I had been up to Lac Seul a couple of times before with Renslow and friends a decade ago. We had great times and caught walleyes until our arms were tired. This year, the River Falls fishing crew included Renslow, Jim, Dan and Jerry Filkins, Mike Bowen, Rick Wallin, Dennis Anderson and me.

We drove up through International Falls, Minn., and north through Dryden, Ontario, and on to Sioux Lookout. We had dinner at a restaurant filled with high school students dressed for their senior prom. The next morning we saw a big black bear on the way to the boat landing. After stowing all the gear and people, we traveled in big boats for about an hour over the huge lake to get to Lac Seul Outposts Camp at Chamberlin Narrows.

Lac Seul is one of the biggest lakes in Ontario. Once a long wide valley with rivers and lakes filled with walleyes, the area was impounded to create a giant hydropower reservoir in 1929.

Lac Seul today is a big crescent-shaped lake about 150 miles east to west and with many islands, bays, inflowing rivers and connected lakes. The water is tea-colored by tannin from sphagnum bogs in the watershed. The light-sensitive walleyes there inhabit shallower water and feed during the day in contrast to their nocturnal deep water cousins in clear water lakes.

Lac Seul Outfitters Camp is on a sandy point in a riverine part of the lake. The current boils a bit going through a wide channel by the camp. You can catch walleyes right off the dock.

The camp has a dozen comfortable housekeeping cabins with running water and electricity. They offer guests good aluminum fishing boats with flat floors, pedestal seats and quiet 4-stroke outboard motors. I wouldn't bring my boat to rock-studded Lac Seul unless I brought multiple spare propellers.

Shortly after we landed and stowed our gear in the cabin we were out on the water fishing for walleyes. There are so many walleyes in Lac Seul that it's pretty easy to catch one or 100. A Lindy rig with a walking sinker, a single split shot and a floating jig head baited with a crawler or minnow was a sure-fire way to catch walleyes. We also caught big walleyes and northern pike on artificial lures.

We suffered through four days of clouds and cool winds out of the north and rain. The avid walleye anglers toughed it out, caught plenty of fish, dried their rain gear around the fire, ate plenty of walleyes, played cards and had fun. We enjoyed being out in a near-wilderness with beautiful water, rocks, trees and sky. Jim and Jerry Filkins saw a cow moose with twin calves romping around. We all saw bears browsing along the shores.

The last day was nice with sunshine. The morning fishing was a bit slow but in the afternoon we all caught a bunch of fish. Bowen caught and released a big northern. Anderson caught a 25-inch walleye.

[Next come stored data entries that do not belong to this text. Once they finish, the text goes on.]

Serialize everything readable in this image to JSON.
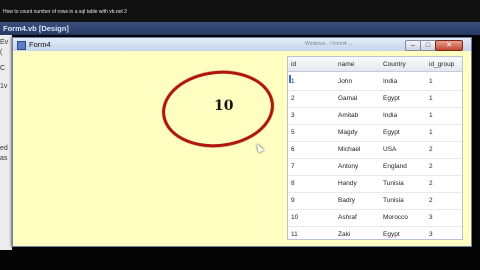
{
  "video": {
    "title": "How to count number of rows in a sql table with vb.net 2"
  },
  "ide": {
    "tab": "Form4.vb [Design]",
    "gutter": [
      "Ev",
      "(",
      "C",
      "1v",
      "ed",
      "as"
    ]
  },
  "window": {
    "title": "Form4",
    "blurred_text": "Windows.. / Form4 ...",
    "buttons": {
      "minimize": "–",
      "maximize": "□",
      "close": "✕"
    }
  },
  "result": {
    "count": "10"
  },
  "grid": {
    "columns": [
      "id",
      "name",
      "Country",
      "id_group"
    ],
    "rows": [
      [
        "1",
        "John",
        "India",
        "1"
      ],
      [
        "2",
        "Gamal",
        "Egypt",
        "1"
      ],
      [
        "3",
        "Amitab",
        "India",
        "1"
      ],
      [
        "5",
        "Magdy",
        "Egypt",
        "1"
      ],
      [
        "6",
        "Michael",
        "USA",
        "2"
      ],
      [
        "7",
        "Antony",
        "England",
        "2"
      ],
      [
        "8",
        "Handy",
        "Tunisia",
        "2"
      ],
      [
        "9",
        "Badry",
        "Tunisia",
        "2"
      ],
      [
        "10",
        "Ashraf",
        "Morocco",
        "3"
      ],
      [
        "11",
        "Zaki",
        "Egypt",
        "3"
      ]
    ]
  },
  "colors": {
    "form_background": "#ffffc2",
    "annotation_circle": "#b0150e",
    "titlebar": "#c4d4ea"
  },
  "icons": [
    "form-icon",
    "mouse-cursor-icon"
  ]
}
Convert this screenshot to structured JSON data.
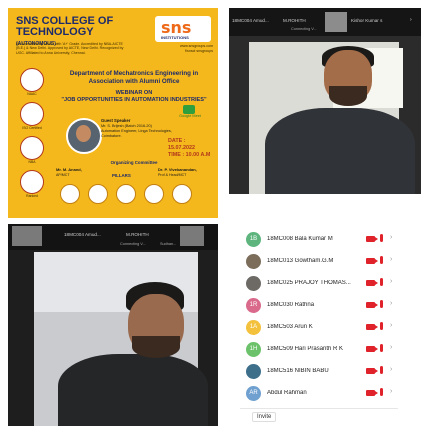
{
  "poster": {
    "college": "SNS COLLEGE OF TECHNOLOGY",
    "college_sub": "(AUTONOMOUS)",
    "accreditation": "An Accredited by NAAC with 'A+' Grade. Accredited by NBA-AICTE (B.E.) & New Delhi. Approved by AICTE, New Delhi. Recognized by UGC. Affiliated to Anna University, Chennai.",
    "logo_text": "sns",
    "logo_sub": "INSTITUTIONS",
    "website": "www.snsgroups.com",
    "social": "f/snsct snsgroups",
    "department": "Department of Mechatronics Engineering in Association with Alumni Office",
    "webinar_label": "WEBINAR ON",
    "webinar_title": "\"JOB OPPORTUNITIES IN AUTOMATION INDUSTRIES\"",
    "guest_label": "Guest Speaker",
    "speaker_name": "Mr. S. Brijesh (Batch 2016-20)",
    "speaker_role": "Automation Engineer, Linga Technologies, Coimbatore.",
    "platform": "Google Meet",
    "date": "DATE : 15.07.2022",
    "time": "TIME : 10.00 A.M",
    "organizing": "Organizing Committee",
    "coord_left_name": "Mr. M. Anand,",
    "coord_left_role": "AP/MCT",
    "coord_right_name": "Dr. P. Vivekanandan,",
    "coord_right_role": "Prof & Head/MCT",
    "pillars": "PILLARS",
    "left_badges": [
      "NAAC",
      "ISO Certified",
      "NBA",
      "Ranked"
    ]
  },
  "video_top": {
    "tile1_label": "18MC004 Amud...",
    "tile2_label": "M.ROHITH",
    "tile3_label": "Kishor Kumar s",
    "more": "›",
    "status": "Connecting V..."
  },
  "video_bottom": {
    "tile1_label": "18MC004 Amud...",
    "tile2_label": "M.ROHITH",
    "status": "Connecting V...",
    "status2": "Sudhan..."
  },
  "participants": {
    "items": [
      {
        "initials": "1B",
        "name": "18MC008 Bala Kumar M",
        "color": "#5db57d"
      },
      {
        "initials": "",
        "name": "18MC013 Gowtham.G.M",
        "color": "#7b6d5a"
      },
      {
        "initials": "",
        "name": "18MC025 PRAJOY THOMAS...",
        "color": "#6d6a66"
      },
      {
        "initials": "1R",
        "name": "18MC030 Rathna",
        "color": "#d96a8c"
      },
      {
        "initials": "1A",
        "name": "18MC503 Arun K",
        "color": "#f3c13c"
      },
      {
        "initials": "1H",
        "name": "18MC509 Hari Prasanth  R K",
        "color": "#6cc26a"
      },
      {
        "initials": "",
        "name": "18MC516 NIBIN BABU",
        "color": "#3e6f8a"
      },
      {
        "initials": "AR",
        "name": "Abdul Rahman",
        "color": "#6fa0cf"
      }
    ],
    "invite_label": "Invite"
  }
}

The next morning we packed up to leave but were socked in by fog. After the fog lifted we rode boats back to the landing, loaded up and had an uneventful drive home. Most of us had bought Ontario conservation fishing licenses, so we brought back our limit of two walleyes each. We brought back much more, however. We have indelible memories of the good company and good times on another Canada fishing trip.